Sejarah Berpindahnya Kiblat dari Baitul Maqdis ke Ka'bah

Infografis Hikmah

Sejarah Berpindahnya Kiblat dari Baitul Maqdis ke Ka'bah

Kristina - detikHikmah
Rabu, 15 Jul 2026 11:45 WIB
Infografis sejarah pemindahan arah kiblat dari Baitul Maqdis ke Kabah. Infografis diolah oleh AI/NotebookLM dan ChatGPT.
Infografis sejarah pemindahan arah kiblat dari Baitul Maqdis ke Ka'bah. Infografis diolah oleh AI/NotebookLM dan ChatGPT.
Jakarta - Umat Islam dulu salat menghadap Baitul Maqdis di Palestina hingga turun perintah pemindahan arah kiblat ke Ka'bah di Masjidil Haram, Makkah. Peristiwa ini terjadi pada tahun 2 Hijriah.

Kala itu, Rasulullah SAW tengah memimpin salat jamaah di Masjid Qiblatain, Madinah. Setelah dua rakaat pertama selesai, turunlah wahyu yang memerintahkan menghadap ke arah Ka'bah.

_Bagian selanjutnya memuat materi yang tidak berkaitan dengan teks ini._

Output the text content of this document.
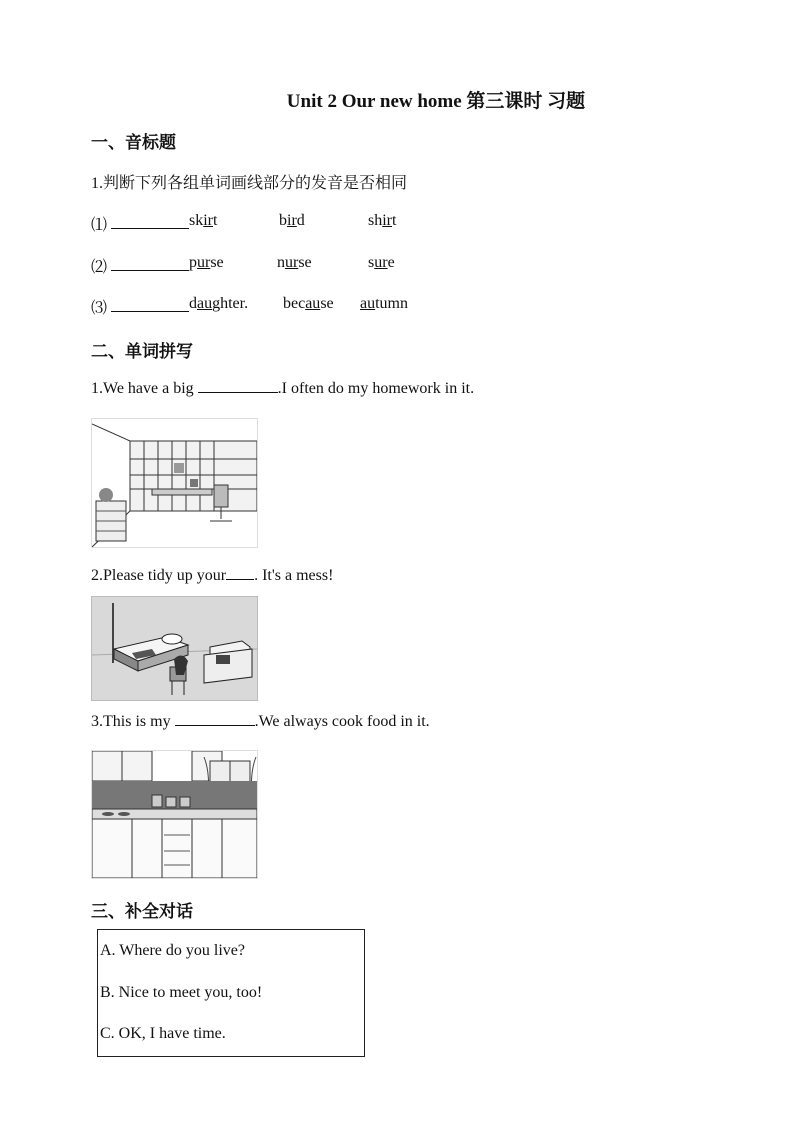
Unit 2 Our new home 第三课时 习题
一、音标题
1.判断下列各组单词画线部分的发音是否相同
⑴	skirt	bird	shirt
⑵	purse	nurse	sure
⑶	daughter. because autumn
二、单词拼写
1.We have a big	.I often do my homework in it.
2.Please tidy up your . It's a mess!
3.This is my	.We always cook food in it.
三、补全对话
A. Where do you live?
B. Nice to meet you, too!
C. OK, I have time.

Nabi SAW kemudian berputar 180 derajat yang kemudian diikuti seluruh jemaah.

Wahyu yang turun ini adalah surah Al-Baqarah ayat 144. Allah SWT berfirman,

قَدْ نَرٰى تَقَلُّبَ وَجْهِكَ فِى السَّمَاۤءِۚ فَلَنُوَلِّيَنَّكَ قِبْلَةً تَرْضٰىهَا ۖ فَوَلِّ وَجْهَكَ شَطْرَ الْمَسْجِدِ الْحَرَامِ ۗ وَحَيْثُ مَا كُنْتُمْ فَوَلُّوْا وُجُوْهَكُمْ شَطْرَهٗ ۗ وَاِنَّ الَّذِيْنَ اُوْتُوا الْكِتٰبَ لَيَعْلَمُوْنَ اَنَّهُ الْحَقُّ مِنْ رَّبِّهِمْ ۗ وَمَا اللّٰهُ بِغَافِلٍ عَمَّا يَعْمَلُوْنَ ١٤٤

Artinya: 'Sungguh, Kami melihat wajahmu (Nabi Muhammad) sering menengadah ke langit. Maka, pasti akan Kami palingkan engkau ke kiblat yang engkau sukai. Lalu, hadapkanlah wajahmu ke arah Masjidil Haram. Di mana pun kamu sekalian berada, hadapkanlah wajahmu ke arah itu. Sesungguhnya orang-orang yang diberi kitab benar-benar mengetahui bahwa (pemindahan kiblat ke Masjidil Haram) itu adalah kebenaran dari Tuhan mereka. Allah tidak lengah terhadap apa yang mereka kerjakan."